Benoît XVI s’est exprimé et a poursuivi sa route. Le pape « conservateur » a eu des accents prophétiques dans ses écrits, or les prophètes ont toujours été perçus comme étrangers à leur temps. Le successeur de saint Pierre a-t-il pour autant le droit de renoncer à veiller sur les brebis qui lui ont été confiées ? S’agit-il purement d’un choix « moderne », celui de se retirer à temps, avant le déclin des forces physiques et mentales ? Ne faut-il pas lire aussi, dans le désistement de Benoît XVI, un signal d’alarme qui doit nous alerter sur les dérives de ce monde, les dangers qui guettent une humanité livrée à la violence, au sexe et à l’argent, et les « fautes contre l’unité de l’Église et les divisions du corps ecclésial », qu’il évoquait encore le mercredi des Cendres ?

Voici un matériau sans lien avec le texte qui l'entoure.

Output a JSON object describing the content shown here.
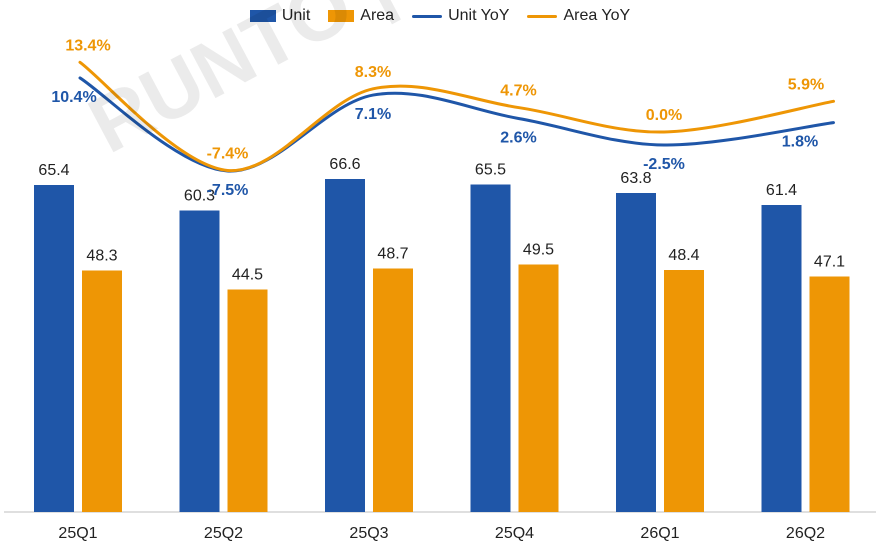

Qui a dit que le pape devait seul porter le fardeau des âmes et le salut du monde ? Cette responsabilité n’est-elle pas aussi celle de tous les hommes, de chacun, chaque jour, à son propre échelon ? Plus que jamais, l’humanité a besoin de retrouver l’espérance, cette vertu théologale. Et pour cela, réapprendre, avec humilité, à s’incliner devant son Créateur.